One of the projects I worked on when I was first starting to be a data scientist was to model my fantasy football team to predict the best players for me to acquire off the bench. I also have some code that scrapes Texas Parks and Wildlife fishing reports and provides a quick report on where the fishing is good.
Find something that you are interested in and find a way to apply data to it. More than anything else, that shows me that you care about this field, about solving these kinds of problems.
What are some of the problem spaces that your team at JiffyShirts are exploring that you think candidates might find exciting?
What’s really exciting about JiffyShirts is that, in spite of being an established e-commerce player, the role of data and analytics is still being fleshed out. I haven’t been at this new role long, and I already have a request from just about everyone in the company — it’s only a question of how quickly we can build the team to go and tackle those opportunities.

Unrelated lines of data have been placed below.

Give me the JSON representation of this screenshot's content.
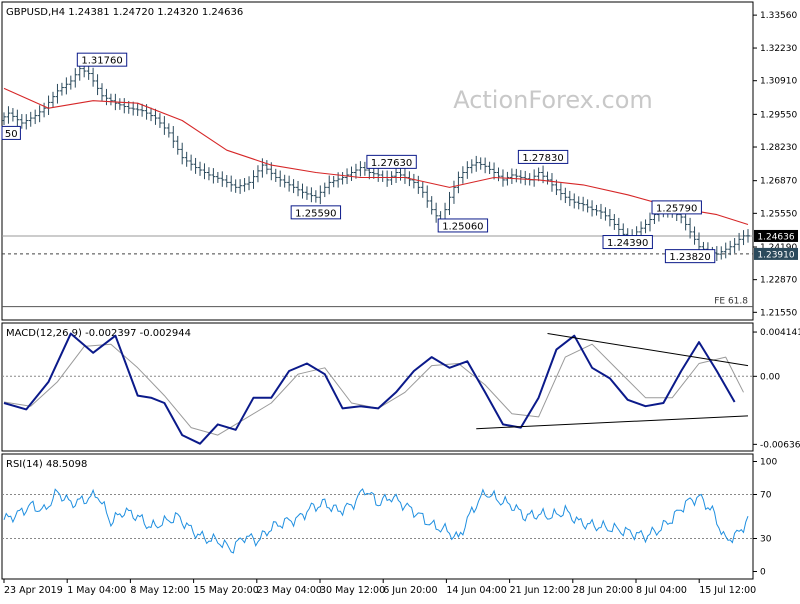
{
  "watermark": "ActionForex.com",
  "colors": {
    "price": "#2b4a5c",
    "ma": "#d62728",
    "macd": "#0b1a8a",
    "signal": "#9a9a9a",
    "rsi": "#1f8fe0",
    "label_border": "#0b1a8a",
    "hline": "#999999"
  },
  "chart_data": [
    {
      "panel": "price",
      "type": "line",
      "title": "GBPUSD,H4  1.24381 1.24720 1.24320 1.24636",
      "yticks": [
        1.3356,
        1.3223,
        1.3091,
        1.2955,
        1.2823,
        1.2687,
        1.2555,
        1.2419,
        1.2287,
        1.2155
      ],
      "ylim": [
        1.2128,
        1.3405
      ],
      "x_labels": [
        "23 Apr 2019",
        "1 May 04:00",
        "8 May 12:00",
        "15 May 20:00",
        "23 May 04:00",
        "30 May 12:00",
        "6 Jun 20:00",
        "14 Jun 04:00",
        "21 Jun 12:00",
        "28 Jun 20:00",
        "8 Jul 04:00",
        "15 Jul 12:00"
      ],
      "price_series": {
        "name": "GBPUSD",
        "x": [
          0,
          2,
          5,
          8,
          10,
          13,
          16,
          18,
          20,
          23,
          26,
          29,
          32,
          35,
          38,
          41,
          44,
          47,
          50,
          53,
          56,
          59,
          62,
          65,
          68,
          71,
          74,
          77,
          79,
          81,
          83,
          85,
          87,
          89,
          91,
          93,
          95,
          97,
          99,
          101,
          103,
          105,
          107,
          109,
          111,
          113,
          115,
          117,
          119,
          121,
          123,
          125,
          127,
          129,
          131,
          133,
          135,
          137,
          139,
          141,
          143,
          145,
          147,
          149,
          151,
          153,
          155,
          157,
          159,
          161,
          163,
          165,
          166,
          167
        ],
        "values": [
          1.293,
          1.296,
          1.292,
          1.295,
          1.298,
          1.305,
          1.309,
          1.314,
          1.312,
          1.303,
          1.3,
          1.298,
          1.297,
          1.294,
          1.288,
          1.278,
          1.274,
          1.271,
          1.269,
          1.266,
          1.268,
          1.275,
          1.27,
          1.267,
          1.264,
          1.262,
          1.268,
          1.27,
          1.272,
          1.274,
          1.272,
          1.271,
          1.269,
          1.272,
          1.27,
          1.268,
          1.264,
          1.257,
          1.252,
          1.262,
          1.27,
          1.274,
          1.276,
          1.2745,
          1.272,
          1.269,
          1.271,
          1.27,
          1.269,
          1.272,
          1.269,
          1.265,
          1.262,
          1.26,
          1.259,
          1.257,
          1.256,
          1.253,
          1.249,
          1.245,
          1.248,
          1.251,
          1.255,
          1.257,
          1.256,
          1.254,
          1.248,
          1.242,
          1.24,
          1.239,
          1.241,
          1.243,
          1.245,
          1.2464
        ]
      },
      "ma_series": {
        "name": "MA",
        "x": [
          0,
          10,
          20,
          30,
          40,
          50,
          60,
          70,
          80,
          90,
          100,
          110,
          120,
          130,
          140,
          150,
          160,
          167
        ],
        "values": [
          1.306,
          1.298,
          1.301,
          1.3,
          1.293,
          1.281,
          1.275,
          1.272,
          1.27,
          1.27,
          1.266,
          1.27,
          1.269,
          1.267,
          1.263,
          1.258,
          1.255,
          1.251
        ]
      },
      "annotations": [
        {
          "label": "1.31760",
          "x": 22,
          "y": 1.3176
        },
        {
          "label": "1.27630",
          "x": 87,
          "y": 1.2763
        },
        {
          "label": "1.25590",
          "x": 70,
          "y": 1.2559
        },
        {
          "label": "1.27830",
          "x": 121,
          "y": 1.2783
        },
        {
          "label": "1.25060",
          "x": 103,
          "y": 1.2506
        },
        {
          "label": "1.25790",
          "x": 151,
          "y": 1.2579
        },
        {
          "label": "1.24390",
          "x": 140,
          "y": 1.2439
        },
        {
          "label": "1.23820",
          "x": 154,
          "y": 1.2382
        },
        {
          "label": "50",
          "x": 0,
          "y": 1.288
        }
      ],
      "current": {
        "label": "1.24636",
        "value": 1.24636
      },
      "support": {
        "label": "1.23910",
        "value": 1.2391
      },
      "fe_label": "FE 61.8",
      "fe_value": 1.2178
    },
    {
      "panel": "macd",
      "type": "line",
      "title": "MACD(12,26,9) -0.002397 -0.002944",
      "yticks": [
        "0.004141",
        "0.00",
        "-0.006365"
      ],
      "ylim": [
        -0.0068,
        0.0048
      ],
      "macd_series": {
        "name": "MACD",
        "x": [
          0,
          5,
          10,
          15,
          20,
          25,
          30,
          33,
          36,
          40,
          44,
          48,
          52,
          56,
          60,
          64,
          68,
          72,
          76,
          80,
          84,
          88,
          92,
          96,
          100,
          104,
          108,
          112,
          116,
          120,
          124,
          128,
          132,
          136,
          140,
          144,
          148,
          152,
          156,
          160,
          164
        ],
        "values": [
          -0.0025,
          -0.0031,
          -0.0005,
          0.004,
          0.0022,
          0.0038,
          -0.0018,
          -0.002,
          -0.0025,
          -0.0055,
          -0.0063,
          -0.0045,
          -0.005,
          -0.002,
          -0.002,
          0.0005,
          0.0012,
          0.0002,
          -0.003,
          -0.0028,
          -0.003,
          -0.0015,
          0.0005,
          0.0018,
          0.0008,
          0.0014,
          -0.0015,
          -0.0045,
          -0.0048,
          -0.002,
          0.0025,
          0.0038,
          0.0008,
          -0.0002,
          -0.0022,
          -0.0028,
          -0.0025,
          0.0005,
          0.0032,
          0.0005,
          -0.0024
        ]
      },
      "signal_series": {
        "name": "Signal",
        "x": [
          0,
          6,
          12,
          18,
          24,
          30,
          36,
          42,
          48,
          54,
          60,
          66,
          72,
          78,
          84,
          90,
          96,
          102,
          108,
          114,
          120,
          126,
          132,
          138,
          144,
          150,
          156,
          162,
          166
        ],
        "values": [
          -0.0024,
          -0.0028,
          -0.0005,
          0.0028,
          0.003,
          0.0008,
          -0.0018,
          -0.0048,
          -0.0055,
          -0.004,
          -0.0025,
          0.0002,
          0.0008,
          -0.0025,
          -0.003,
          -0.0015,
          0.001,
          0.0012,
          -0.0008,
          -0.0035,
          -0.0038,
          0.0018,
          0.003,
          0.0005,
          -0.002,
          -0.002,
          0.0012,
          0.0018,
          -0.0015
        ]
      },
      "trendlines": [
        {
          "x": [
            122,
            167
          ],
          "values": [
            0.004,
            0.001
          ]
        },
        {
          "x": [
            106,
            167
          ],
          "values": [
            -0.0049,
            -0.0037
          ]
        }
      ]
    },
    {
      "panel": "rsi",
      "type": "line",
      "title": "RSI(14) 48.5098",
      "yticks": [
        100,
        70,
        30,
        0
      ],
      "ylim": [
        -5,
        105
      ],
      "rsi_series": {
        "name": "RSI",
        "x": [
          0,
          3,
          6,
          9,
          12,
          15,
          18,
          21,
          24,
          27,
          30,
          33,
          36,
          39,
          42,
          45,
          48,
          51,
          54,
          57,
          60,
          63,
          66,
          69,
          72,
          75,
          78,
          81,
          84,
          87,
          90,
          93,
          96,
          99,
          102,
          105,
          108,
          111,
          114,
          117,
          120,
          123,
          126,
          129,
          132,
          135,
          138,
          141,
          144,
          147,
          150,
          153,
          156,
          159,
          162,
          165,
          167
        ],
        "values": [
          47,
          52,
          60,
          55,
          72,
          62,
          65,
          70,
          45,
          55,
          50,
          40,
          45,
          50,
          38,
          30,
          28,
          20,
          32,
          28,
          40,
          45,
          48,
          58,
          62,
          55,
          60,
          75,
          62,
          68,
          60,
          52,
          42,
          38,
          30,
          55,
          72,
          65,
          60,
          50,
          52,
          50,
          55,
          45,
          42,
          40,
          38,
          35,
          32,
          38,
          48,
          62,
          68,
          55,
          28,
          35,
          48
        ]
      }
    }
  ]
}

The company has made great strides in the past on the canonical use cases for data science in e-commerce. But there’s still much to be done here — search/ranking and recommendation, and how to balance the interests of the business, our suppliers, and the customer during the discovery phase of the purchase. Jiffy’s brand promise is fast shipping and low prices, so ensuring that we’re competitive on prices and that we can profitably fill orders are also two huge areas of opportunity.
Marketing, customer success (another area that Jiffy consistently wins over its competitors), supplier relationships, new lines of business, personalization, AB testing… I could go on at some length here. Suffice it to say, this is an incredibly exciting time for Jiffy, and I am looking forward to finding a team of people who are keen on making an impact.